BALTIMORE (AP) -- Astronomers reacted with jubilation Wednesday at new pictures of Mars taken by the Hubble Space Telescope, saying the planet's close pass to Earth enabled the Hubble to capture "quite spectacular" images.
"We've never seen this kind of resolution in Hubble images, that kind of detail," said Cornell University astronomer Jim Bell said, pointing to a canyon wall on the Valles Marineris, a giant canyon that runs 2,800 miles across the red planet.
The Baltimore-based Space Telescope Science Institute, which operates the telescope, released the first Hubble images of Mars early Wednesday. The pictures were taken late Tuesday and early Wednesday as the as the planet made its closest pass by Earth in 60,000 years.
"They are quite spectacular. You knew they were going to be good; seeing them is something else," said Michael Wolff, an astronomer with the Space Science Institute in Boulder, Colo., who was also on hand for the release.
The images, taken when Mars was about 34.6 million miles from Earth, show surface details as small as 17 miles across.
"These are the best that have ever been, and will ever be taken with the Hubble Space Telescope," Wolff said.
Scientists will now study the pictures in detail, and there's hope that the images will lead to new discoveries, Wolff said.
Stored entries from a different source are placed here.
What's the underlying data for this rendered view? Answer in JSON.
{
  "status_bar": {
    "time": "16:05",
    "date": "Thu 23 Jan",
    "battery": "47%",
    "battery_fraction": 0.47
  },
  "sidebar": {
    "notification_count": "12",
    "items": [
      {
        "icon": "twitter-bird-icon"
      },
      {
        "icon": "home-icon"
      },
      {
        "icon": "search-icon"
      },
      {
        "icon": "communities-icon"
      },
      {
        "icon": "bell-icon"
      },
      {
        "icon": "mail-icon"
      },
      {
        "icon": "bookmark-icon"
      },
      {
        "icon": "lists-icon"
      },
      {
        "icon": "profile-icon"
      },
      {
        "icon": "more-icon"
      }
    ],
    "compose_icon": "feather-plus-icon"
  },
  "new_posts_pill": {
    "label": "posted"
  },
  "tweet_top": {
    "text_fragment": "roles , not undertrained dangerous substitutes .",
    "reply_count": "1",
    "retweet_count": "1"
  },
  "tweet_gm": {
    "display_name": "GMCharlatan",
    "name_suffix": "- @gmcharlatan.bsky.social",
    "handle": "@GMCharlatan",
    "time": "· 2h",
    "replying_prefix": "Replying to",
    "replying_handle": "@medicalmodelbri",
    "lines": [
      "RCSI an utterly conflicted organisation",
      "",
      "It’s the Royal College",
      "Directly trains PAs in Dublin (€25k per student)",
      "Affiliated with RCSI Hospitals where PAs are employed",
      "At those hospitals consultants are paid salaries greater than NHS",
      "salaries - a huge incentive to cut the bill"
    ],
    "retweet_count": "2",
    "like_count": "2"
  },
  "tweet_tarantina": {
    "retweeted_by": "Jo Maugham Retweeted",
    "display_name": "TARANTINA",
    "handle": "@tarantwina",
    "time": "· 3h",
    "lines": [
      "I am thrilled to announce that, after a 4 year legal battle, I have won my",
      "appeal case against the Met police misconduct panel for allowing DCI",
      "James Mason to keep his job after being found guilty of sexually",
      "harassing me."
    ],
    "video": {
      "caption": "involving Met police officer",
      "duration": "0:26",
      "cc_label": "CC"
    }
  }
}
"Before we were looking at broad areas and things tend to get averaged out," Wolff said. "There's the possibility something we missed before will be there."
While spacecraft orbiting Mars can show objects in greater detail, they often cannot make an image of the entire planet at once, or at all times of the Martian day, Wolff said.
Earth-bound telescopes, meanwhile, have to deal with the distorting effects of the Earth's atmosphere. The Hubble also has instruments that allow it to capture wavelengths the spacecraft orbiting Mars cannot see.